Inexperienced investors keen to capitalise on these trends will probably prefer to buy into a fund, rather than purchase individual shares, as they generally provide greater diversification and a hands-on approach from experts in the field. But with such a vast array of attractive options on the market, finding the most suitable ones is no easy feat.
Back managers with solid track records
According to Laith Khalaf, senior analyst at Hargreaves Lansdown, a good starting point is to identify funds run by successful managers. “It’s best to back managers with a long-term track record of delivering robust total returns, and fortunately the equity income sector is blessed with some real investment talent,” he says.
“The big name in the sector is of course Neil Woodford, who runs Woodford Equity Income. But, likewise, there are other seasoned campaigners in the UK equity income universe with a history of outperformance.”
For example, the £667m Schroder UK Alpha Income Fund, managed by Matt Hudson, has a historic yield of 4.45 per cent, with holdings in high dividend-paying value stocks such as British American Tobacco, Royal Dutch Shell and BP.
Don’t chase yield
Another important consideration to make is how much yield you require to maintain a decent standard of living. Some funds offer mouthwatering dividends in the region of 7 per cent, although most, including Mr Khalaf, agree that something between 3.5 per cent and 4 per cent is a more realistic starting point.
In some cases, high yields can represent heavy price falls within portfolios, or an accumulation of stocks that pay out more than they can realistically afford to shareholders.
“Where income investors can go wrong is by starting with a certain yield requirement and letting that drive their share selection process,” says Todd Wenning, research analyst at Johnson Investment Counsel.

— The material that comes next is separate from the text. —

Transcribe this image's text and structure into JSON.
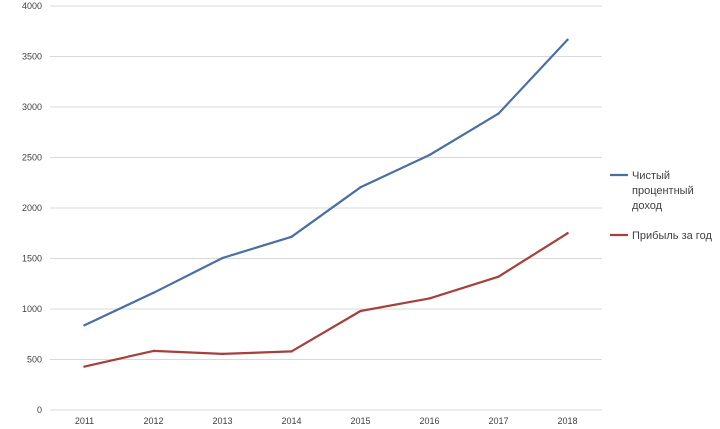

“If your yield requirement is far above the market average yield, you might end up building a portfolio of riskier securities than you'd have liked. You might enjoy a few quarters of high income, but you also run a higher risk of dividend cuts, which could impair your longer-term income potential.”
Dividend cuts rock the UK
UK investors have grown accustomed to companies slashing payouts. According to research by Share Centre, many of the nation’s biggest names spend more on dividends than they make in profits.
That worrying admission helps to explain why second quarter underlying dividends in the UK were the weakest performer among the Group of Seven leading industrialised nations.
Mr Khalaf reckons that axing dividends is “part and parcel of income investing” – and that free cash flow cover has now largely been restored, following a spate of high-profile cuts across big British companies.